We then headed back to the Accademia, where the line was much longer, but we had the Florence card to speed up the process. We still had to wait an hour to get in, so I can only imagine how long the wait was if you didn't have tickets or the Florence card.
I remember being very moved by Michelangelo's David when I first saw it in 2004. The museum first places you in a room with a few other paintings to enjoy, and then you enter the hallway where He awaits under the big dome, all lit up with natural light. But before you get there, you walk through Michelangelo's "Prisoners," a set of rough statues with figures straining to break free from the stone.
Then, you are in front of David with a few hundred other people. He's gorgeous, and not because he is naked. His muscles are taut, his gaze both confident and wary, and it's the perfect moment before he beats Goliath. I took a ton of photos around him, as did Todd. We didn't rush ourselves, but eventually we felt done and made our way out through three final rooms.
When we were in the gift shop, Todd asked me if I had taken any black and whites, which I hadn't. In true bossy husband mode, he told me to get back in there and take some. So I did. A lot. He found some good spots and bossed me around some more. He has a good eye, which I appreciate. He never seems to tire of me taking photos.
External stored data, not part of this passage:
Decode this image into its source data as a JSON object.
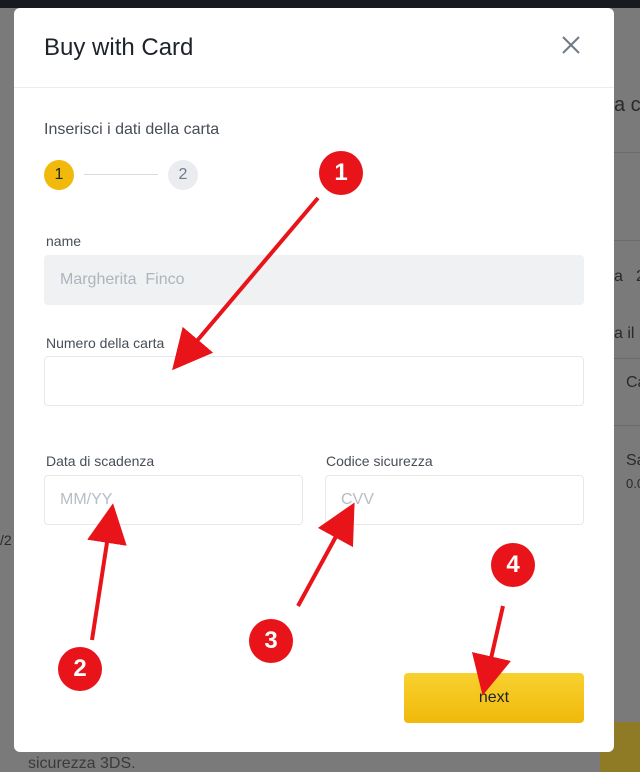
{
  "background": {
    "fragments": [
      "a c",
      "a",
      "2",
      "a il n",
      "Ca",
      "Sa",
      "0.0",
      "/2"
    ],
    "below_text": "sicurezza 3DS."
  },
  "modal": {
    "title": "Buy with Card",
    "subtitle": "Inserisci i dati della carta",
    "steps": [
      "1",
      "2"
    ],
    "active_step": 1,
    "name_label": "name",
    "name_value": "Margherita  Finco",
    "card_number_label": "Numero della carta",
    "card_number_value": "",
    "expiry_label": "Data di scadenza",
    "expiry_placeholder": "MM/YY",
    "cvv_label": "Codice sicurezza",
    "cvv_placeholder": "CVV",
    "next_label": "next"
  },
  "annotations": {
    "badges": [
      "1",
      "2",
      "3",
      "4"
    ],
    "badge_color": "#e8141a"
  },
  "colors": {
    "accent": "#f0b90b",
    "title": "#1e2329",
    "overlay": "#7a7a7a"
  }
}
We left the Accademia and found a quick falafel place. It was a nice easy meal before we hit museum #3: the Medici chapels. There is a fairly ostentatious dark marble room full of large monuments, with a few rooms of reliquaries (which I find so creepy). The main jewel is the Michelangelo room, where he sculpted the Medici tombs. Having spent much of his life with he family, they commissioned him to do many things for them. It's a simply colored room with a bright dome lighting up the gorgeous white statues.
Our feet needed a rest, so we made our way back home, past the Duomo and the hoards of people. We took a nap and enjoyed the vacation moment when we didn't have to push ourselves too hard.
I had hoped we would get to the Pitti Palace, as I'd never been, but the trek across the river seemed too much walking. I was definitely feeling the push to get the most out of our Florence card, so we compromised by visiting the Duomo museum just a half a block from our room.
This museum has the original doors from the Baptistry, the famous Donatello Mary Magdalene, and Michelangelo's final Pieta. In addition, they have pieces of the original facade of the Duomo before it was redone to look like it does today. The created a large fake facade and placed the statues where they would have been. It was pretty cool.
Our stomachs were pronouncing it was time for dinner, so we made our way home, dressed for dinner, and chose a restaurant from our guidebook. It was a great meal with a new dish for both of us. It didn't rival our dinner from last night, but it was very good and very affordable.
After dinner, we meandered to the Palazzo Vecchio to look through the Loggia of statues, and went to the Arno river to see the Ponte Vecchio. It was a busy night in Florence, so we just enjoyed the beautiful weather and meandered our way back. We will be back Monday night for a night.
Next stop: Vernazza in the Cinque Terra!